Jolting days aboard the California Overland Express in 1860 : a journey with the Butterfield Overland Mail Company on the longest stage-ride in the world
Book
Jolting days aboard the California Overland Express in 1860 : a journey with the Butterfield Overland Mail Company on the longest stage-ride in the world
Copies
1 Total copies, 1 Copies are in, 0 Copies are out.
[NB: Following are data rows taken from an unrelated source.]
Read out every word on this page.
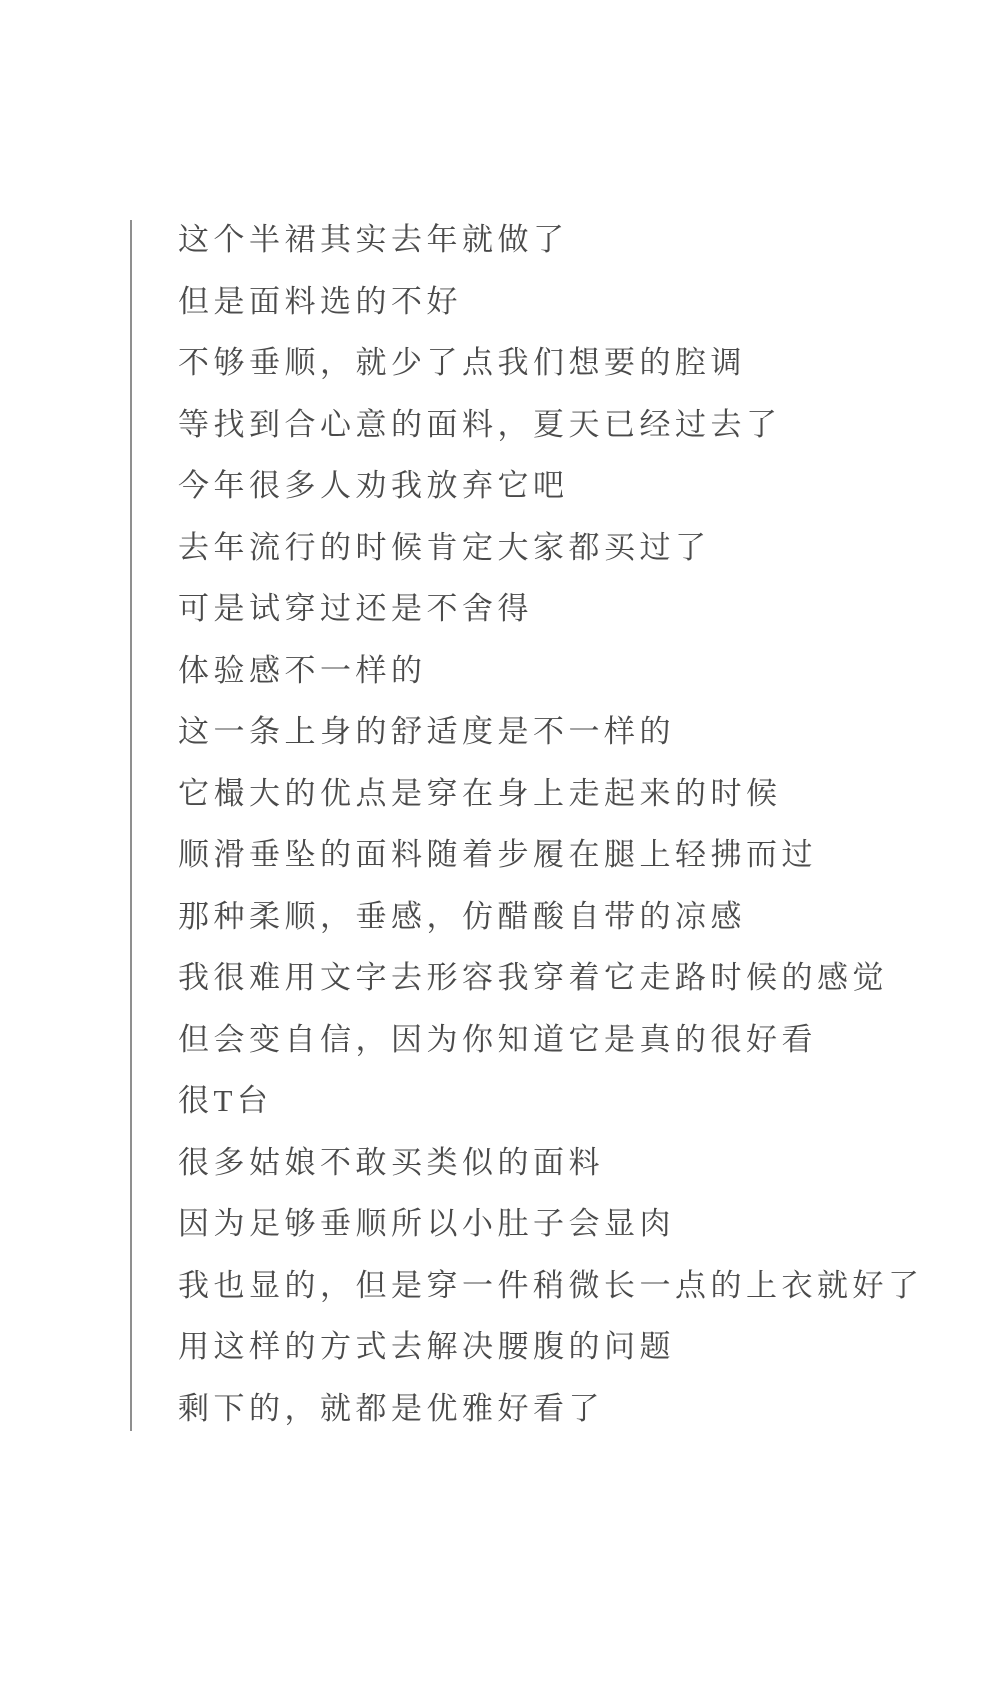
这个半裙其实去年就做了
但是面料选的不好
不够垂顺，就少了点我们想要的腔调
等找到合心意的面料，夏天已经过去了
今年很多人劝我放弃它吧
去年流行的时候肯定大家都买过了
可是试穿过还是不舍得
体验感不一样的
这一条上身的舒适度是不一样的
它樶大的优点是穿在身上走起来的时候
顺滑垂坠的面料随着步履在腿上轻拂而过
那种柔顺，垂感，仿醋酸自带的凉感
我很难用文字去形容我穿着它走路时候的感觉
但会变自信，因为你知道它是真的很好看
很T台
很多姑娘不敢买类似的面料
因为足够垂顺所以小肚子会显肉
我也显的，但是穿一件稍微长一点的上衣就好了
用这样的方式去解决腰腹的问题
剩下的，就都是优雅好看了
For a flickering moment in the history of the United States the world's longest stagecoach line ran along the 2,868 mile southern Butterfield Route from San Francisco to St. Louis, passing through Los Angeles, the Colorado Desert, Mexico, Arizona, New Mexico, Texas, the Indian Territory, Arkansas, the Ozarks, and Missouri. For 1,000 days, between 1859 and 1861, U.S. Mail and passengers moved along this route-sometimes at the breakneck speed of 12 miles an hour. When America plunged into the horrors of civil war, the line was shut down forever. During the hot summer of 1860, for 23 days and 22 nights, a keenly observant British gentleman, William Tallack, rode the exhilarating and frenetic California Overland Express, obsessively recording the details of the people he met, the places he saw, and the important social issues of the day. On this wild rush of a journey, they never stopped for longer than forty-five minutes, barrelling along through jagged mountain passes, dusty plains, scorching deserts, and tangled, jungle-like forests. Tallack's Jolting Days is a valuable and unique glimpse into the everyday dangers and joys of frontier travel and is required reading for anyone interested in the rough and wild diversity of life found on the American frontier before the transcontinental railroad and a bloody Civil War changed everything.